Não é à toa que surgem tentativas de transformar as florestas em coisas parecidas com plantações através de “ilhas de produtividade”, seguindo o exemplo das quase monoculturas de babaçu e açaí geradas pela ação humana. Humanos sempre procuram simplificar os ecossistemas aumentando as espécies que exploramos, culminando com monoculturas. Diversidade não nos interessa.

Este é o óbvio e ululante que tem sido sistematicamente ignorado, apesar do grande número de trabalhos sobre o assunto. Destes, destacam-se os de Alfredo Homma, pesquisador da Embrapa que sabe o que fala. A inviabilidade intrínseca do extrativismo é a má notícia que ninguém quer ouvir, pois setores do governo fizeram suas carreiras apregoando uma doutrina que está mais para messianismo utópico do que para política sólida.

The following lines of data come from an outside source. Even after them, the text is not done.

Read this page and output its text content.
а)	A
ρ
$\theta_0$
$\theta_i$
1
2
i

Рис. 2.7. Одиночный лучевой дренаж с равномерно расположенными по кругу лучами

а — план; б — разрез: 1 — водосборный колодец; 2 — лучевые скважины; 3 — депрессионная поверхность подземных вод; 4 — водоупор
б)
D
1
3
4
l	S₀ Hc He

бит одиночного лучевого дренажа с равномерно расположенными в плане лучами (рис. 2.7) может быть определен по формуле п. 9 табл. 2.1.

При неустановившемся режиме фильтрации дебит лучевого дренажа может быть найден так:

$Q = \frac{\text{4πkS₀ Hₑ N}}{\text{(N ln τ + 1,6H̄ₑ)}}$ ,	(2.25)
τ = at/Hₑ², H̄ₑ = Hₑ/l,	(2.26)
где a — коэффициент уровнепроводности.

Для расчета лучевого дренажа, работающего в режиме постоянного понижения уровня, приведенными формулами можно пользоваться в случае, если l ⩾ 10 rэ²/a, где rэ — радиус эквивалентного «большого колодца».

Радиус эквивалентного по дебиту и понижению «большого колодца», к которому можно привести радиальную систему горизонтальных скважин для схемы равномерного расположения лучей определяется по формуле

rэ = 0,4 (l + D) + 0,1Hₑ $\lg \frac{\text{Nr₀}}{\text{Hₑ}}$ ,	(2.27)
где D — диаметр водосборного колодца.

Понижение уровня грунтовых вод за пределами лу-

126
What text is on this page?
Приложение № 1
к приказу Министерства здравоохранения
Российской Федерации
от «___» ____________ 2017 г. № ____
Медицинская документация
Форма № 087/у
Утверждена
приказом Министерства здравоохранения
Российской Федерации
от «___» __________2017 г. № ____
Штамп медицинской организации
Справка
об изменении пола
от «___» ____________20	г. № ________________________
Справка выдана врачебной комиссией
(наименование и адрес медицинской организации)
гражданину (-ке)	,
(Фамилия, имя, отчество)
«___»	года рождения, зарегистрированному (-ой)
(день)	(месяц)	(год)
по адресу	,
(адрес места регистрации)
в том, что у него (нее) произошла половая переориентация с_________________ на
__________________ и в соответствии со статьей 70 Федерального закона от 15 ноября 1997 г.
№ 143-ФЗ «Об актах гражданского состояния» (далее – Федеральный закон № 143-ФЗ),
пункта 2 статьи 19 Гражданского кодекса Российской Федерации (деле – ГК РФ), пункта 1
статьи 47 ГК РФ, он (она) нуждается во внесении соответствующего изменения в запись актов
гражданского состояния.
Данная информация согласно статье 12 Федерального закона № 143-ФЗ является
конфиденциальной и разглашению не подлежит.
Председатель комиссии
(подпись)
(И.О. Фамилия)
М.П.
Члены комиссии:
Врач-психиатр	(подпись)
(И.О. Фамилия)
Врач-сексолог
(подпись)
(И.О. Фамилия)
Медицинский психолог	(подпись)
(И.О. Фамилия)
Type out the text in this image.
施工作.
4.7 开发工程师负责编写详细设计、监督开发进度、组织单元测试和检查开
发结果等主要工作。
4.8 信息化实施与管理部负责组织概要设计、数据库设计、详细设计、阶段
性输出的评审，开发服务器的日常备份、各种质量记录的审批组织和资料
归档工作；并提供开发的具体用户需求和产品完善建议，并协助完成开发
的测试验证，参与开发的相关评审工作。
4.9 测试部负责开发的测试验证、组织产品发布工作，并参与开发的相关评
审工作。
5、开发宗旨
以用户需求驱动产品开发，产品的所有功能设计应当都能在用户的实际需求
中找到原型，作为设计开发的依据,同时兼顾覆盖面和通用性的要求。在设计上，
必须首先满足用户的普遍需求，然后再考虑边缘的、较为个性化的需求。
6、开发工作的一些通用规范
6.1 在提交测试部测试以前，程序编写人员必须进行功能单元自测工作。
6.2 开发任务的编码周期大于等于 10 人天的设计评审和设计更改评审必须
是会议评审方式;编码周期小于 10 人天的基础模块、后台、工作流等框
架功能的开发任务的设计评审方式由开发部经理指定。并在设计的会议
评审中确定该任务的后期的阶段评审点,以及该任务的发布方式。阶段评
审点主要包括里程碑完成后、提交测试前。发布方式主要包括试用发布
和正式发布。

Sua ineficiência é a razão de fundo pela qual o extrativismo deveria ser visto como solução temporária para a pobreza da população rural de algumas partes do país, e nunca como a opção preferencial para combater o desmatamento, conservar a biodiversidade e trazer inclusão social. A ineficiência também é a razão pela qual o foco do extrativismo mudou para a extração madeireira. A madeira, esta sim, é um produto que pode render dinheiro em pouco tempo, e, ao contrário de coisas como óleos e essências vegetais, tem seu sistema de produção e comercialização bem estabelecidos. Se a exploração é realmente sustentável é outra questão. Seringueiros estão virando madeireiros e pecuaristas. Imagino o que Chico Mendes diria disso.

Soluções

Seria mais racional se, ao invés de criar reservas extrativistas que não são boas nem em gerar riqueza e muito menos em conservar a biodiversidade, os recursos governamentais fossem destinados para unidades de conservação de verdade e no uso adequado dos 67 milhões de hectares já desmatados na Amazônia Legal. Esse vasto espaço, superior à área agriculturada do resto do país, é em boa parte ocupado por pastagens abandonadas ou semi-abandonadas que sustentam mão-de-obra ínfima. A tecnologia gerada pela pesquisa de entidades como a Embrapa já permite que essas áreas possam ser aproveitadas para a produção intensiva de culturas perenes (borracha, cacau, frutíferas, madeira, etc.), algumas das quais são base para o extrativismo, sugestão já feita por Alfredo Homma.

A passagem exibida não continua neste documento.